Time to move from tactics to strategy on Iran

The Atlantic Council’s Iran Task Force has launched a new report, Time to Move from Tactics to Strategy on Iran, reflecting more than two years of research on a wide range of issues related to this pivotal country. The Task Force, led by Ambassador Stuart Eizenstat, recommends a long-term strategy that offers the Iranian government a face-saving exit from the nuclear crisis and seeks to lay the groundwork for better relations with the Iranian people. The report was launched at an event on April 4.

It calls for retooling sanctions to alleviate their impact on ordinary Iranians and to facilitate humanitarian trade and academic and cultural exchanges, as well as stationing American diplomats at an Interests Section in Tehran. The report, while retaining a military option against Iran as a last resort, also suggests a pragmatic solution to the nuclear crisis that ends with graduated relief of sanctions on oil and the Iranian Central Bank in return for verifiable curbs on Iran’s nuclear program.

In the end, however, real progress can only be achieved if the Iranian government is willing to live up to its international obligations and move away from nuclear weapons ambitions.
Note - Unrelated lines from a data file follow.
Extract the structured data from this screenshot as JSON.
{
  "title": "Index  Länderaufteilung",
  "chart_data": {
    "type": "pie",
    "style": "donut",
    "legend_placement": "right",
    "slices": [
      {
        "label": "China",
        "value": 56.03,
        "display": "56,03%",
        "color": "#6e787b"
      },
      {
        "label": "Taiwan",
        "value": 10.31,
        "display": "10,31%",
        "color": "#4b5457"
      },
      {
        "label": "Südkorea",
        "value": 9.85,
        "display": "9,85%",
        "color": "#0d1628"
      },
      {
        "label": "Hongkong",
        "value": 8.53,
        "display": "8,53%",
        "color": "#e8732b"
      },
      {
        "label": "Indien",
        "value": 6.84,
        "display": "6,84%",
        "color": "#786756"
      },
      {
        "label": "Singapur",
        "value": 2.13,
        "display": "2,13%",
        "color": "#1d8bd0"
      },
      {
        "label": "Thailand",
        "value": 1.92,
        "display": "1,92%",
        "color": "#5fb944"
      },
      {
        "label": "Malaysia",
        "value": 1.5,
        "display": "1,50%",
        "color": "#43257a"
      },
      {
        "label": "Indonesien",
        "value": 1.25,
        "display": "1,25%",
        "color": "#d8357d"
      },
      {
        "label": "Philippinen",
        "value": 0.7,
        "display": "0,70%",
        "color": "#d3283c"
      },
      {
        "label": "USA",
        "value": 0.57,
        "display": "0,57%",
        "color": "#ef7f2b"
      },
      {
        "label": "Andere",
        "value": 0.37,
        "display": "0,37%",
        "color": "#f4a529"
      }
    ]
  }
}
Specific recommendations in the report include:

  • Stopping and reversing Iran’s progression toward a nuclear weapons capability through negotiations, including direct bilateral talks. The Obama administration should lay out a step-by-step reciprocal and proportionate plan that ends with graduated relief of sanctions on oil and eventually on the Iranian Central Bank. In return, Iran must verifiably cap enrichment beyond 5 percent U-235 and come clean on past—or possibly continuing—weapons-related activities.
  • Designating a small number of US and private Iranian financial institutions as channels for payment of humanitarian, educational and public-diplomacy related transactions licensed by the US Treasury’s Office of Foreign Assets Control. This will allow pharmaceutical companies to send life-saving drugs to Iran without worrying about getting paid or falling afoul of the US Justice Department. It will also help Iranian students in the United States.
  • Diminishing Iran’s ability to hurt the interests of the US and its allies in the region. The US must remain deeply engaged in the Middle East, work to revive Arab-Israeli peace talks and more effectively shape and support a coherent opposition to the Assad regime in Syria. While it may be difficult to engage Iran on Syria, the Obama administration should include Iran in talks on Afghanistan’s future.
  • Reorganizing US diplomacy to support academic, cultural and sports exchanges with Iran. The State Department should create a virtual public affairs section for Iran and restore the post of Deputy Assistant Secretary of State for Iran. The US should also ask to station American diplomats at a US Interests Section in Tehran to facilitate outreach and give the US government direct, routine access to Iranian officials for the first time in more than thirty years.